Jessica Bondy, the founder of Words Matter, stressed the importance of grasping “the true scale and impact of childhood verbal abuse.”
“All adults get overloaded sometimes and say things unintentionally,” she said in a statement. “We have to work collectively to devise ways to recognize these actions and end childhood verbal abuse by adults so children can flourish.”
This latest study found that a potentially significant “shift in childhood abuse may be occurring,” as the prevalence of childhood emotional abuse has increased while physical and sexual abuse have declined, according to the World Health Organization in 2014 and four other papers cited in the new study.
Researchers also called for a “need for consistency” in defining childhood verbal abuse so that its “prevalence and impact can be appropriately measured, and interventions developed.

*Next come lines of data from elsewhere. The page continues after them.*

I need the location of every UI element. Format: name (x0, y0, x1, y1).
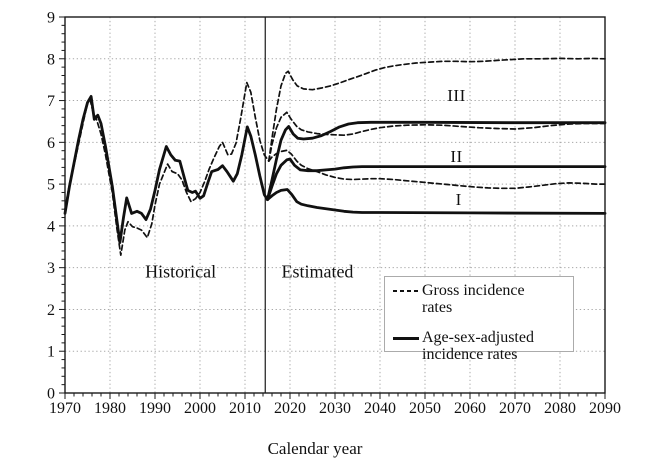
x-tick-label: 1970 (49, 400, 81, 417)
y-tick-label: 4 (47, 218, 55, 235)
scenario-label-1: I (455, 189, 462, 209)
x-tick-label: 2060 (454, 400, 486, 417)
historical-region-label: Historical (145, 261, 217, 282)
x-tick-label: 1990 (139, 400, 171, 417)
y-tick-label: 1 (47, 344, 55, 361)
series-adjusted-historical (63, 95, 269, 244)
y-tick-label: 6 (47, 135, 55, 152)
x-tick-label: 2070 (499, 400, 531, 417)
series-adjusted-III (266, 120, 607, 201)
x-tick-label: 2020 (274, 400, 306, 417)
legend-item-adjusted: Age-sex-adjusted incidence rates (393, 329, 565, 364)
x-tick-label: 2010 (229, 400, 261, 417)
scenario-label-3: III (447, 85, 466, 105)
scenario-label-2: II (450, 146, 463, 166)
x-tick-label: 2030 (319, 400, 351, 417)
dashed-line-sample (393, 290, 419, 292)
y-tick-label: 9 (47, 10, 55, 27)
series-gross-I (267, 149, 606, 190)
x-tick-label: 2090 (589, 400, 621, 417)
x-tick-label: 2000 (184, 400, 216, 417)
y-tick-label: 5 (47, 177, 55, 194)
plot-border (64, 16, 606, 394)
x-axis-title: Calendar year (267, 439, 363, 458)
y-tick-label: 0 (47, 386, 55, 403)
y-tick-label: 2 (47, 302, 55, 319)
series-gross-III (267, 57, 606, 162)
x-tick-label: 2050 (409, 400, 441, 417)
series-gross-II (267, 111, 606, 162)
series-adjusted-II (266, 157, 607, 201)
legend-item-gross: Gross incidence rates (393, 282, 565, 317)
series-adjusted-I (266, 188, 607, 215)
legend-label-gross: Gross incidence rates (422, 282, 525, 317)
solid-line-sample (393, 336, 419, 340)
legend-label-adjusted: Age-sex-adjusted incidence rates (422, 328, 534, 363)
y-tick-label: 3 (47, 260, 55, 277)
x-tick-label: 1980 (94, 400, 126, 417)
y-tick-label: 7 (47, 93, 55, 110)
y-tick-label: 8 (47, 51, 55, 68)
x-tick-label: 2040 (364, 400, 396, 417)
estimated-region-label: Estimated (281, 261, 354, 282)
x-tick-label: 2080 (544, 400, 576, 417)
legend: Gross incidence rates Age-sex-adjusted i… (384, 276, 574, 363)
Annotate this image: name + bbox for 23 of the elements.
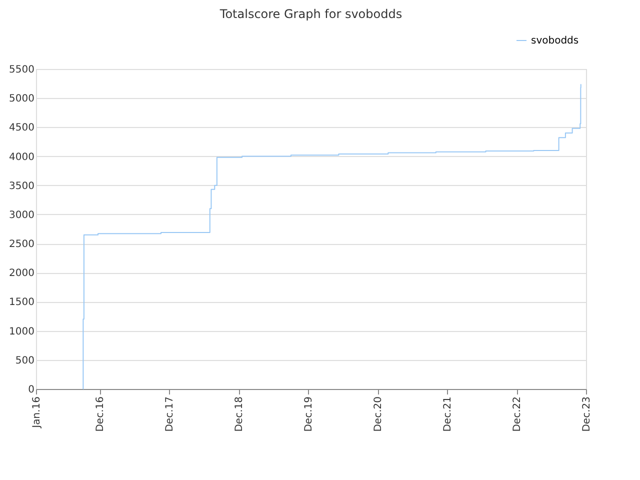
y-tick-label: 1000 <box>9 326 34 338</box>
y-tick-label: 4500 <box>9 122 34 134</box>
x-tick-label: Dec.22 <box>512 396 524 432</box>
y-tick-label: 1500 <box>9 297 34 308</box>
x-tick-label: Dec.21 <box>442 396 454 432</box>
legend-label: svobodds <box>531 36 579 46</box>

Resources available on the Words Matter website encourage adults to avoid shouting, insults, putdowns or name calling when talking to children, as well as thinking before speaking and taking time to repair a relationship with the child after something hurtful has been said.
Similarly, the first rule of yelling is to refrain from critique while doing it, Elizabeth Gershoff, a professor of human development and family sciences at the University of Texas at Austin and researcher on parental discipline, told CNN in 2019.
Considering the audience is important too, she added. Toddlers are likely to only absorb the frustration and not the substance of the yell, while some children respond differently to being yelled at.